Quasi-continuous measurements. (A) Selected cycles of the complete sequence shown in Supplementary Figure S7 (1 µM RecA and 1 mM ATP), where the extension as a function of force in the absence of RecA has been subtracted. The up cycles are shown with solid lines and the down cycles with dashed lines. (B) Same as (A) but in 1 µM RecA and 1 mM ATPγS. (C) Change in extension as a function of force in 1 mM ATP for the curves shown in (A), where the solid lines correspond to the up cycles and the dashed lines correspond to the down cycles. (D) Same as (C) but in 1 mM ATPγS. (E) Each point corresponds to two successive measurements of the slope at a given force F_c, where the x and y values corresponds to the slopes when the force is increasing and decreasing, respectively, in ATP. (F) Same as (E) in ATPγS. The colors correspond to the cycle number of the complete series of cycles shown in Supplementary Figure S7: black (first), orange (second) and blue (fourth).

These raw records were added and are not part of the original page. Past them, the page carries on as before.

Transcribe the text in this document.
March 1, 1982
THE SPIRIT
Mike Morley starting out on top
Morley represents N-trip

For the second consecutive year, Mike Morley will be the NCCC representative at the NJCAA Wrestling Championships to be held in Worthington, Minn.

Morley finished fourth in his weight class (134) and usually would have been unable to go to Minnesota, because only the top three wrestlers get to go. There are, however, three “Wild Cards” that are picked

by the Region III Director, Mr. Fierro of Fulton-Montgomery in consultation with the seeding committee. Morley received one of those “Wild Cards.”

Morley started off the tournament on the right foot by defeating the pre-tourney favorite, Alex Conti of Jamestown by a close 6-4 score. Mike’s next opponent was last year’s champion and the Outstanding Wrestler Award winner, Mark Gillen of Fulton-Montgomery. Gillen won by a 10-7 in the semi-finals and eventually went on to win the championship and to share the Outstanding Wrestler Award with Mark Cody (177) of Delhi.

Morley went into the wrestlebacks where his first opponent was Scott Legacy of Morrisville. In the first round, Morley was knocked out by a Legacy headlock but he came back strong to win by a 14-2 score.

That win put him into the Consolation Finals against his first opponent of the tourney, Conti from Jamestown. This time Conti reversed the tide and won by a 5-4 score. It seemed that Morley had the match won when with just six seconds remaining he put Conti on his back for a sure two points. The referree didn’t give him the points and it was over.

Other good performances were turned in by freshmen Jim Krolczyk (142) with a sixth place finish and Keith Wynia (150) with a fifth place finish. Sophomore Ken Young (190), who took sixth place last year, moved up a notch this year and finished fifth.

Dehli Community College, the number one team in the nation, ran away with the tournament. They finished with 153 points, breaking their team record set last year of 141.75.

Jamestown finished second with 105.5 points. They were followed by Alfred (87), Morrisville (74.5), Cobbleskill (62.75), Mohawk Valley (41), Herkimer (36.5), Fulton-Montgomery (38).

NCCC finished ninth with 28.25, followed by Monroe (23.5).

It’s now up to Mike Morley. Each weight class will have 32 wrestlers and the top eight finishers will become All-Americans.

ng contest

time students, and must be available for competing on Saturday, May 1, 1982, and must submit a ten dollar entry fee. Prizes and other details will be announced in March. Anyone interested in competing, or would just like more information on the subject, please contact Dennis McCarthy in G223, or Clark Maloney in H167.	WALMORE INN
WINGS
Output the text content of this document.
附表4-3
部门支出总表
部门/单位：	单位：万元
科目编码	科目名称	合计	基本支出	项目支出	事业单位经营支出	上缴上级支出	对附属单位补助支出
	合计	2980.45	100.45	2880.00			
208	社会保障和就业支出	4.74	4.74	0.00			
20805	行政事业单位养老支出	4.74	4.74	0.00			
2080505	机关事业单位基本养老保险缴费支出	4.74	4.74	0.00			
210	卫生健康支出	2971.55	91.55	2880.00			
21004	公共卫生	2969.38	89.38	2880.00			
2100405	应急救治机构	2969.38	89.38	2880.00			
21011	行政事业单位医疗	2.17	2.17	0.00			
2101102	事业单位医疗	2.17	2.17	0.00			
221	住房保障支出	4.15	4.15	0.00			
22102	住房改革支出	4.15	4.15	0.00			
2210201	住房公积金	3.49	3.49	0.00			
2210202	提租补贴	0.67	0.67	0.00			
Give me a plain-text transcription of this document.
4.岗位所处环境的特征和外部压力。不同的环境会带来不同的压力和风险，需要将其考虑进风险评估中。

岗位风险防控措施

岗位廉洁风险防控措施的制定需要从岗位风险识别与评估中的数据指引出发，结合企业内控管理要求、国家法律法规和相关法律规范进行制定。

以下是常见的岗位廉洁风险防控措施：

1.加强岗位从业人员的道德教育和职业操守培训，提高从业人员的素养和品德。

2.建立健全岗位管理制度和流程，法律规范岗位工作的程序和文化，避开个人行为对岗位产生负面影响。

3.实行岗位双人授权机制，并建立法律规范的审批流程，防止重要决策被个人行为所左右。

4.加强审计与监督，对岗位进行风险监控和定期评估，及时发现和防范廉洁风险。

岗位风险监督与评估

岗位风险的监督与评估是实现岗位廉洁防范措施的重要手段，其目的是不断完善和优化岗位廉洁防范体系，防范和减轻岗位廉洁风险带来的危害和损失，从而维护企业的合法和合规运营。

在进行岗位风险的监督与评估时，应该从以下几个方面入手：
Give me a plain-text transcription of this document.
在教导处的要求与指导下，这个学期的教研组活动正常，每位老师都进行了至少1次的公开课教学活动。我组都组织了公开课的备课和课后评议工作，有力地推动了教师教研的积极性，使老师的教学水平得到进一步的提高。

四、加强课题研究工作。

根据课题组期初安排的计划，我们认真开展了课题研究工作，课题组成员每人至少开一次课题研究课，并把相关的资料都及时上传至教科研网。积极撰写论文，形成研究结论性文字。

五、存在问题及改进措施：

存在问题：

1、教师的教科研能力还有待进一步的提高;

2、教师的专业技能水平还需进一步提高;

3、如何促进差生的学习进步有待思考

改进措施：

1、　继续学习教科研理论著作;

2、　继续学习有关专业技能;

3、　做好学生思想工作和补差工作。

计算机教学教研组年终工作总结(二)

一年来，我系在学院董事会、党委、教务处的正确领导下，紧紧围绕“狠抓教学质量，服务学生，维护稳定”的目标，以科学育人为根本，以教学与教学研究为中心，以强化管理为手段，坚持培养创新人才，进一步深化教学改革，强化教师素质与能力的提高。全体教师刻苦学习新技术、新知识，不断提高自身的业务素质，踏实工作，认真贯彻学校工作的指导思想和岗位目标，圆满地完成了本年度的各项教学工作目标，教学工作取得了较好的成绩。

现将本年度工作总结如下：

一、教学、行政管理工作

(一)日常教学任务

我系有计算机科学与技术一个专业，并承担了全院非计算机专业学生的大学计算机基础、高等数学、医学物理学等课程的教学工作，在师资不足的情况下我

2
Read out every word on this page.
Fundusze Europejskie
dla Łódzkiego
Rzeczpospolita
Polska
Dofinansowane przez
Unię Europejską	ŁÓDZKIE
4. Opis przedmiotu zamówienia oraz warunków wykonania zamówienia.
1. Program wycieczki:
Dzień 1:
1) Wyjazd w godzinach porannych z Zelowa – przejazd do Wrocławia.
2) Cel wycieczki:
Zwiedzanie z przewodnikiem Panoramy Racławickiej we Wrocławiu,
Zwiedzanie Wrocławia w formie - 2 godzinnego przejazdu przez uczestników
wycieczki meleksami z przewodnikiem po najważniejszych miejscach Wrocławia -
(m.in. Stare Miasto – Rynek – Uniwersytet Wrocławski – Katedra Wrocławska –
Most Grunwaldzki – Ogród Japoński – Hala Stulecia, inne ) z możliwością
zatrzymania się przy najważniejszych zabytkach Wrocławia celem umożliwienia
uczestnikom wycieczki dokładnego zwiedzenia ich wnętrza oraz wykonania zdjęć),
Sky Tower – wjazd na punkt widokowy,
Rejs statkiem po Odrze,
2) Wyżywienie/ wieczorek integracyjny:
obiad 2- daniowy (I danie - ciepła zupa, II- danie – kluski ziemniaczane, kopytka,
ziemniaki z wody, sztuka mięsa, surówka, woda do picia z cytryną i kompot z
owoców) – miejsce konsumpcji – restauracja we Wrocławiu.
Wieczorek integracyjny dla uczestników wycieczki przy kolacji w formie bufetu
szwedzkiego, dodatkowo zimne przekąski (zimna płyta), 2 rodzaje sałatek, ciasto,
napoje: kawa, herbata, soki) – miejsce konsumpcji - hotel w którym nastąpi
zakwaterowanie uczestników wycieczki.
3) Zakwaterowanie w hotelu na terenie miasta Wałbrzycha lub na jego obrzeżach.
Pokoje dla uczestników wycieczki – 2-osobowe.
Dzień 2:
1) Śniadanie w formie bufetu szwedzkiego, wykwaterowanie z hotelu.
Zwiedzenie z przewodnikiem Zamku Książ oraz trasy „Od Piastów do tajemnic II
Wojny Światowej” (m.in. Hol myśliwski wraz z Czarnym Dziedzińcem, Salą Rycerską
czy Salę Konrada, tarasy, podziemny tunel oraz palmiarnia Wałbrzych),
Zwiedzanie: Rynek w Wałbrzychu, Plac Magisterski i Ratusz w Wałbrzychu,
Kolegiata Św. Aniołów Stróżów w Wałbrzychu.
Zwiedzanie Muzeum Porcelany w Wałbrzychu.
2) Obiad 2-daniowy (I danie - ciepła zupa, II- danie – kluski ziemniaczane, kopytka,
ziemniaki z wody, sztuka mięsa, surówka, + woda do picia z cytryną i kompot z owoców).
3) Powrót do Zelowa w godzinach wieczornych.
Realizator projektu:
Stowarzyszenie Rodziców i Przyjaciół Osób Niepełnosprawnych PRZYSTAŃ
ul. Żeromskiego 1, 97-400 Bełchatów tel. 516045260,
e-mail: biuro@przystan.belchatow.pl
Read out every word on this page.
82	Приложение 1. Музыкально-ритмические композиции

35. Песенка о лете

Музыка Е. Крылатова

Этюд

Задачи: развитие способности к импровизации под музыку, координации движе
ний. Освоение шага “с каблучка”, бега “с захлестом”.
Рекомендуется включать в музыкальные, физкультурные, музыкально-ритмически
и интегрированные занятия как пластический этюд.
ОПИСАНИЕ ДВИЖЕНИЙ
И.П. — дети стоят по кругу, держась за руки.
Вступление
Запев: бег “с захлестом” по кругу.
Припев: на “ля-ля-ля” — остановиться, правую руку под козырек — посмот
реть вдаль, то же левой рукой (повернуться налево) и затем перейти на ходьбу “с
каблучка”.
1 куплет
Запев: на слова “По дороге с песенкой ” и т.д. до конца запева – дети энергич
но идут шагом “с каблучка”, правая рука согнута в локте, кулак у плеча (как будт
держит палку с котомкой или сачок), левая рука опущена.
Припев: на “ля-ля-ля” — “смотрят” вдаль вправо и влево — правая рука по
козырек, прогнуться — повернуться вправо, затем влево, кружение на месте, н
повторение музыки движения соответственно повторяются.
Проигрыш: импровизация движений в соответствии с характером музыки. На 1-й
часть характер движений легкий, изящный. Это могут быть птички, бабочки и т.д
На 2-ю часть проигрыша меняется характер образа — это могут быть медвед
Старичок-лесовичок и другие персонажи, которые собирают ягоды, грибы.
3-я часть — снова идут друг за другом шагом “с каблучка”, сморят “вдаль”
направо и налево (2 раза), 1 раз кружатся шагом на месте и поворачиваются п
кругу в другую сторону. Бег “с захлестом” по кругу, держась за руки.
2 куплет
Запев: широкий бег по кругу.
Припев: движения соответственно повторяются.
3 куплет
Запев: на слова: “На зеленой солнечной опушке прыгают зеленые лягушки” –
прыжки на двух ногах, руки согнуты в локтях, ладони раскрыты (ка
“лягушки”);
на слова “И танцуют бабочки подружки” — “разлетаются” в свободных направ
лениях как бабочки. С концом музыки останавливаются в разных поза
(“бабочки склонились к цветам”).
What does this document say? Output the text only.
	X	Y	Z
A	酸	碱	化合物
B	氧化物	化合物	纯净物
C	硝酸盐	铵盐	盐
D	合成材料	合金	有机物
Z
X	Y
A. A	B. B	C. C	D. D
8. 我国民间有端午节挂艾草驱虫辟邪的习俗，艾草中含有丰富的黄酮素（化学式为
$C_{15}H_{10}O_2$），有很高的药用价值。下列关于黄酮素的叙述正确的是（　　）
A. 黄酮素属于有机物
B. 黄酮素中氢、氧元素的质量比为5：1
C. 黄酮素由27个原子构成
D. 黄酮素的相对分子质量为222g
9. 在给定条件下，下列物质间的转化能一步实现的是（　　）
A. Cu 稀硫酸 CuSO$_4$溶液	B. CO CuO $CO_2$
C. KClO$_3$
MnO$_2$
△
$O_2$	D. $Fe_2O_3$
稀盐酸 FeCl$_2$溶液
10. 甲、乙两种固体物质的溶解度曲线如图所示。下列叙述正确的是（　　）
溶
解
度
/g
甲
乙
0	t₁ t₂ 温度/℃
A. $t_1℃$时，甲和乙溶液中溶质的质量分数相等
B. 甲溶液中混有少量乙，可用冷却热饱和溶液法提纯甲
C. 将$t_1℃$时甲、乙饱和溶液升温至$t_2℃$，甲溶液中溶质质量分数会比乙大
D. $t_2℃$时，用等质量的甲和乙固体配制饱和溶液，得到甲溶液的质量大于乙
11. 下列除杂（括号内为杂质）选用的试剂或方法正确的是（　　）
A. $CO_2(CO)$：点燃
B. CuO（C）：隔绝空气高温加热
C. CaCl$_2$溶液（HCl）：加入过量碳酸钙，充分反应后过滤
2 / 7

The variations in slope are ∼±3 nm/s.

Figure 6.

Results for quasi continuous force changes. The gray diamonds show data for measurements in 1 µM RecA and 1 mM ATPγS. Black circles and squares correspond to forces <30 pN and ≥30 pN in 1 µM RecA and 1 mM ATP, respectively. The variations in slope are ∼±3 nm/s.

Figure 7.

Extension versus force curves for different pulling techniques in 1 mM ATP showing significant dynamics effects and large changes in slope at the force minimum. (A) Pulling from 3′3′-ends. (B) 5′5′-ends. (C) 3′5′-ends. (D) Both ends. For these cycles force was initially increased in (A) and (B) and initially decreased in (C) and (D).